I killed him. Not on purpose, but the end result was the same. My indifference, my hesitation, caused the loss of a life. It was a slow death, prolonged over a few weeks but my grandpa finally died.
Some might say that it didn’t matter, how was I expected to know what to do or that he’d lived a good long life but that isn’t important when I think back on it.
I was the first to find him. I thought he just fell. He was on his side, staring at the wall. He tripped on his way to the bathroom. He soiled himself. The smell brought me back to my childhood, when he’d clean my diapers when I would come over on the weekends.
He didn’t say anything as I entered. No declarations or cries for help. He didn’t look to be in much pain at first. Just embarrassed that he’d been a possible burden, someone that required help.
Smoke billowed from atop the kitchen table. His right hand was mangled from the fall. I found out later that it was the stroke that caused it all. The right side of his face was locked in place. It reminded me of one of those cowboys in the old westerns that spoke through the side of his mouth.
I lit up a smoke not to calm my nerves but to get my pulse up to speed with my thoughts, which were now racing with things to do and people to call. But I didn’t call anyone. No, I just sat there and marveled at the shell of the man sitting hunched over in front of me. I knew something was wrong when he wouldn’t finish his cigarette. Two packs a day for sixty years all smoked down to the filter and suddenly this one was quit after a few pulls.

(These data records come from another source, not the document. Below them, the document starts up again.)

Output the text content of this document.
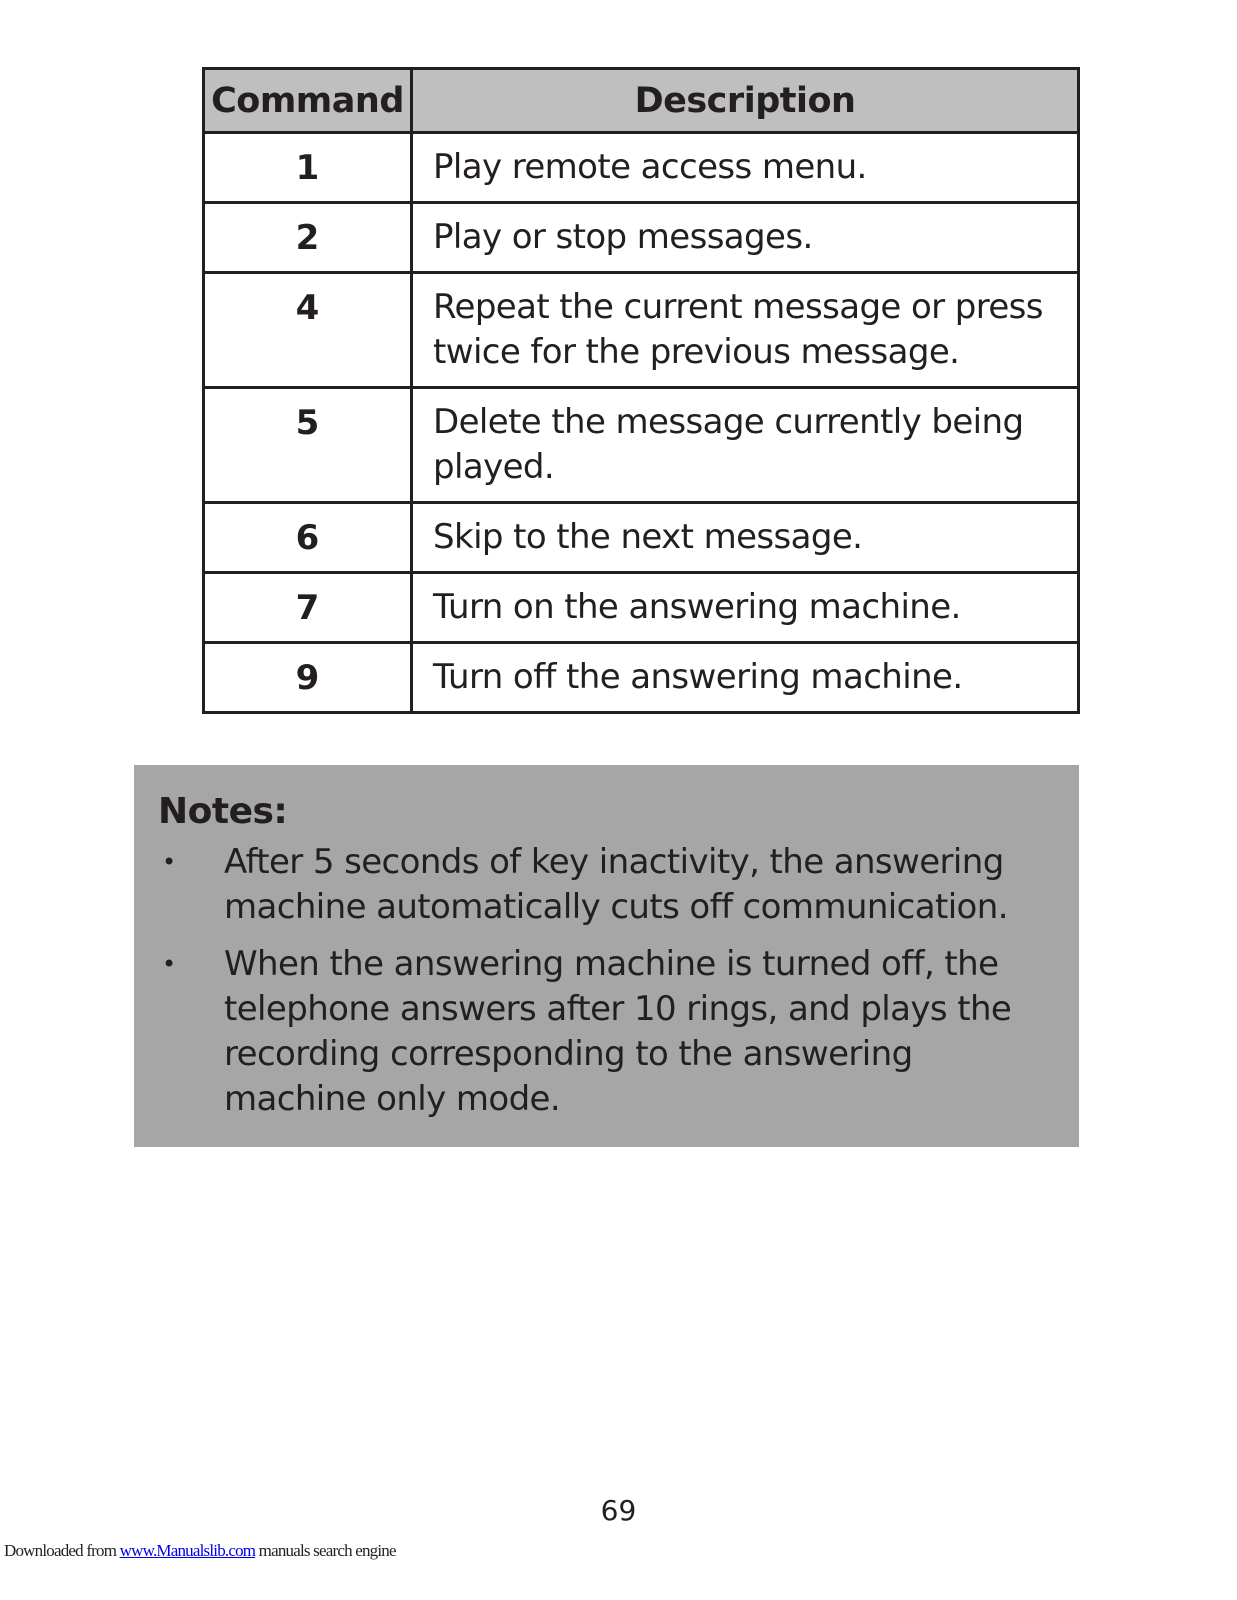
Command	Description
1	Play remote access menu.
2	Play or stop messages.
4	Repeat the current message or press twice for the previous message.
5	Delete the message currently being played.
6	Skip to the next message.
7	Turn on the answering machine.
9	Turn off the answering machine.
Notes:
• After 5 seconds of key inactivity, the answering machine automatically cuts off communication.
• When the answering machine is turned off, the telephone answers after 10 rings, and plays the recording corresponding to the answering machine only mode.
69
Downloaded from www.Manualslib.com manuals search engine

I went about everything ass backwards. My respect for him manifested itself in asking for his permission to call an ambulance. Of course he refused. I didn’t expect any less of him. But it was the way in which he refused, his vehemence, that struck me.
“Over my dead body!”
He wiped away the drool from his mouth for long enough to tell me.
“That’s what I’m afraid of,” I said.
“What?”
“Nothing, never mind.”
I cleaned his nose of the snot that was running down into his mouth. He shook me off, evading my clean hands like a child content on basking in the mess he’d made.